>> Parking charges are but only a small part ... town centres are simply inefficient and do not match customer requirements..................….
All of the above yes, and the time to preserve the town centres we loved has passed, there's no turning back the clock or reversing the trend. But where there are bustling town centres (and there aren't many) a managed transformation is better than general dereliction. The solution I suppose will differ from case to case but I can think of small towns that remain a destination for many, where small shops still prosper alongside new residential development and small business. It's true that they generally have what seems to me like an excess of restaurants, coffee shops (isofar as they have survived Covid) and estate agents but they are changing whilst somehow retaining a critical mass. To be fair they do tend to be in reasonably affluent areas where house prices are high.

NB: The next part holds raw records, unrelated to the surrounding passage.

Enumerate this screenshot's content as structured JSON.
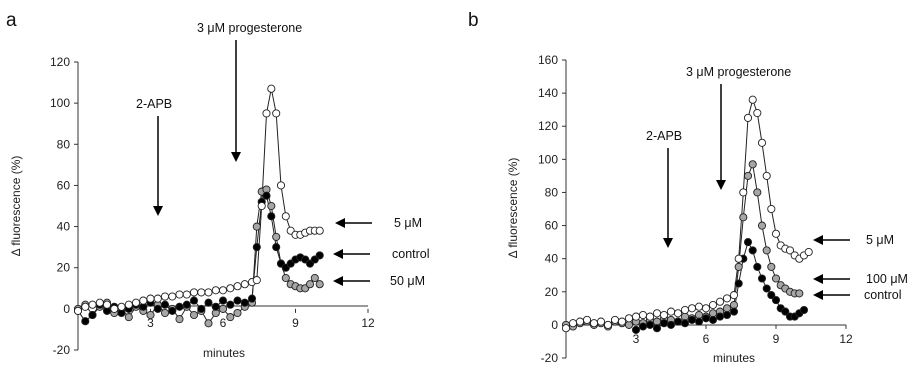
{
  "figure": {
    "panel_labels": [
      "a",
      "b"
    ]
  },
  "chart_data": [
    {
      "type": "scatter",
      "panel": "a",
      "ylabel": "Δ fluorescence (%)",
      "xlabel": "minutes",
      "xlim": [
        0,
        12
      ],
      "ylim": [
        -20,
        120
      ],
      "xticks": [
        0,
        3,
        6,
        9,
        12
      ],
      "yticks": [
        -20,
        0,
        20,
        40,
        60,
        80,
        100,
        120
      ],
      "grid": false,
      "annotations": [
        {
          "id": "progesterone",
          "text": "3 μM progesterone",
          "type": "arrow-down",
          "x": 6.8
        },
        {
          "id": "apb",
          "text": "2-APB",
          "type": "arrow-down",
          "x": 3.3
        }
      ],
      "series": [
        {
          "name": "5 μM",
          "color": "#ffffff",
          "x": [
            0.0,
            0.3,
            0.6,
            0.9,
            1.2,
            1.5,
            1.8,
            2.1,
            2.4,
            2.7,
            3.0,
            3.3,
            3.6,
            3.9,
            4.2,
            4.5,
            4.8,
            5.1,
            5.4,
            5.7,
            6.0,
            6.3,
            6.6,
            6.9,
            7.2,
            7.4,
            7.6,
            7.8,
            8.0,
            8.2,
            8.4,
            8.6,
            8.8,
            9.0,
            9.2,
            9.4,
            9.6,
            9.8,
            10.0
          ],
          "y": [
            -1,
            1,
            2,
            3,
            2,
            0,
            1,
            2,
            3,
            4,
            5,
            5,
            6,
            6,
            7,
            7,
            8,
            8,
            8,
            9,
            9,
            10,
            11,
            12,
            13,
            14,
            50,
            95,
            107,
            95,
            60,
            45,
            38,
            36,
            36,
            37,
            38,
            38,
            38
          ]
        },
        {
          "name": "control",
          "color": "#000000",
          "x": [
            0.0,
            0.3,
            0.6,
            0.9,
            1.2,
            1.5,
            1.8,
            2.1,
            2.4,
            2.7,
            3.0,
            3.3,
            3.6,
            3.9,
            4.2,
            4.5,
            4.8,
            5.1,
            5.4,
            5.7,
            6.0,
            6.3,
            6.6,
            6.9,
            7.2,
            7.4,
            7.6,
            7.8,
            8.0,
            8.2,
            8.4,
            8.6,
            8.8,
            9.0,
            9.2,
            9.4,
            9.6,
            9.8,
            10.0
          ],
          "y": [
            -1,
            -6,
            -3,
            2,
            -1,
            1,
            -2,
            0,
            2,
            1,
            3,
            0,
            2,
            -1,
            1,
            2,
            4,
            0,
            3,
            1,
            4,
            2,
            4,
            3,
            5,
            30,
            52,
            55,
            45,
            30,
            22,
            20,
            22,
            24,
            25,
            24,
            22,
            24,
            26
          ]
        },
        {
          "name": "50 μM",
          "color": "#a6a6a6",
          "x": [
            0.0,
            0.3,
            0.6,
            0.9,
            1.2,
            1.5,
            1.8,
            2.1,
            2.4,
            2.7,
            3.0,
            3.3,
            3.6,
            3.9,
            4.2,
            4.5,
            4.8,
            5.1,
            5.4,
            5.7,
            6.0,
            6.3,
            6.6,
            6.9,
            7.2,
            7.4,
            7.6,
            7.8,
            8.0,
            8.2,
            8.4,
            8.6,
            8.8,
            9.0,
            9.2,
            9.4,
            9.6,
            9.8,
            10.0
          ],
          "y": [
            0,
            2,
            -3,
            1,
            3,
            -2,
            0,
            -4,
            1,
            -1,
            -3,
            2,
            -2,
            0,
            -5,
            1,
            -3,
            -1,
            -7,
            -2,
            0,
            -4,
            -2,
            1,
            3,
            40,
            57,
            58,
            50,
            35,
            22,
            15,
            12,
            11,
            10,
            10,
            12,
            15,
            12
          ]
        }
      ],
      "series_labels": [
        "5 μM",
        "control",
        "50 μM"
      ]
    },
    {
      "type": "scatter",
      "panel": "b",
      "ylabel": "Δ fluorescence (%)",
      "xlabel": "minutes",
      "xlim": [
        0,
        12
      ],
      "ylim": [
        -20,
        160
      ],
      "xticks": [
        0,
        3,
        6,
        9,
        12
      ],
      "yticks": [
        -20,
        0,
        20,
        40,
        60,
        80,
        100,
        120,
        140,
        160
      ],
      "grid": false,
      "annotations": [
        {
          "id": "progesterone",
          "text": "3 μM progesterone",
          "type": "arrow-down",
          "x": 7.0
        },
        {
          "id": "apb",
          "text": "2-APB",
          "type": "arrow-down",
          "x": 4.0
        }
      ],
      "series": [
        {
          "name": "5 μM",
          "color": "#ffffff",
          "x": [
            0.0,
            0.3,
            0.6,
            0.9,
            1.2,
            1.5,
            1.8,
            2.1,
            2.4,
            2.7,
            3.0,
            3.3,
            3.6,
            3.9,
            4.2,
            4.5,
            4.8,
            5.1,
            5.4,
            5.7,
            6.0,
            6.3,
            6.6,
            6.9,
            7.2,
            7.4,
            7.6,
            7.8,
            8.0,
            8.2,
            8.4,
            8.6,
            8.8,
            9.0,
            9.2,
            9.4,
            9.6,
            9.8,
            10.0,
            10.2,
            10.4
          ],
          "y": [
            -2,
            1,
            2,
            3,
            1,
            2,
            0,
            3,
            2,
            4,
            5,
            6,
            5,
            7,
            6,
            8,
            7,
            9,
            10,
            11,
            10,
            12,
            14,
            16,
            18,
            40,
            80,
            125,
            136,
            128,
            110,
            90,
            70,
            55,
            48,
            46,
            45,
            42,
            40,
            42,
            44
          ]
        },
        {
          "name": "100 μM",
          "color": "#a6a6a6",
          "x": [
            0.0,
            0.3,
            0.6,
            0.9,
            1.2,
            1.5,
            1.8,
            2.1,
            2.4,
            2.7,
            3.0,
            3.3,
            3.6,
            3.9,
            4.2,
            4.5,
            4.8,
            5.1,
            5.4,
            5.7,
            6.0,
            6.3,
            6.6,
            6.9,
            7.2,
            7.4,
            7.6,
            7.8,
            8.0,
            8.2,
            8.4,
            8.6,
            8.8,
            9.0,
            9.2,
            9.4,
            9.6,
            9.8,
            10.0
          ],
          "y": [
            0,
            -1,
            1,
            2,
            0,
            1,
            -1,
            2,
            1,
            0,
            2,
            1,
            3,
            2,
            4,
            3,
            2,
            5,
            4,
            6,
            5,
            7,
            8,
            10,
            12,
            35,
            65,
            90,
            97,
            80,
            60,
            45,
            35,
            28,
            24,
            22,
            20,
            19,
            19
          ]
        },
        {
          "name": "control",
          "color": "#000000",
          "x": [
            3.0,
            3.3,
            3.6,
            3.9,
            4.2,
            4.5,
            4.8,
            5.1,
            5.4,
            5.7,
            6.0,
            6.3,
            6.6,
            6.9,
            7.2,
            7.4,
            7.6,
            7.8,
            8.0,
            8.2,
            8.4,
            8.6,
            8.8,
            9.0,
            9.2,
            9.4,
            9.6,
            9.8,
            10.0,
            10.2
          ],
          "y": [
            -3,
            -1,
            0,
            -2,
            1,
            0,
            2,
            1,
            3,
            2,
            4,
            3,
            5,
            6,
            8,
            25,
            40,
            50,
            45,
            35,
            28,
            22,
            18,
            15,
            10,
            8,
            5,
            5,
            7,
            9
          ]
        }
      ],
      "series_labels": [
        "5 μM",
        "100 μM",
        "control"
      ]
    }
  ]
}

Nevertheless I think there is a case the slanting planning towards towns. A lot of what has grown out of town has done so because it's cheaper and easier to use virgin land than brownfield, but if money and market forces are left untrammelled then the result will be that we simply and stupidly consume and concrete all the most accessible places, and in addition to losing our countryside we will at the same time have the wreckage of impoverished towns and cities and all their attendant problems to deal with.
The crooks currently in charge will have no reason to deal with this unless it just happens that their friends and future employers can make money faster by doing so, sad to say.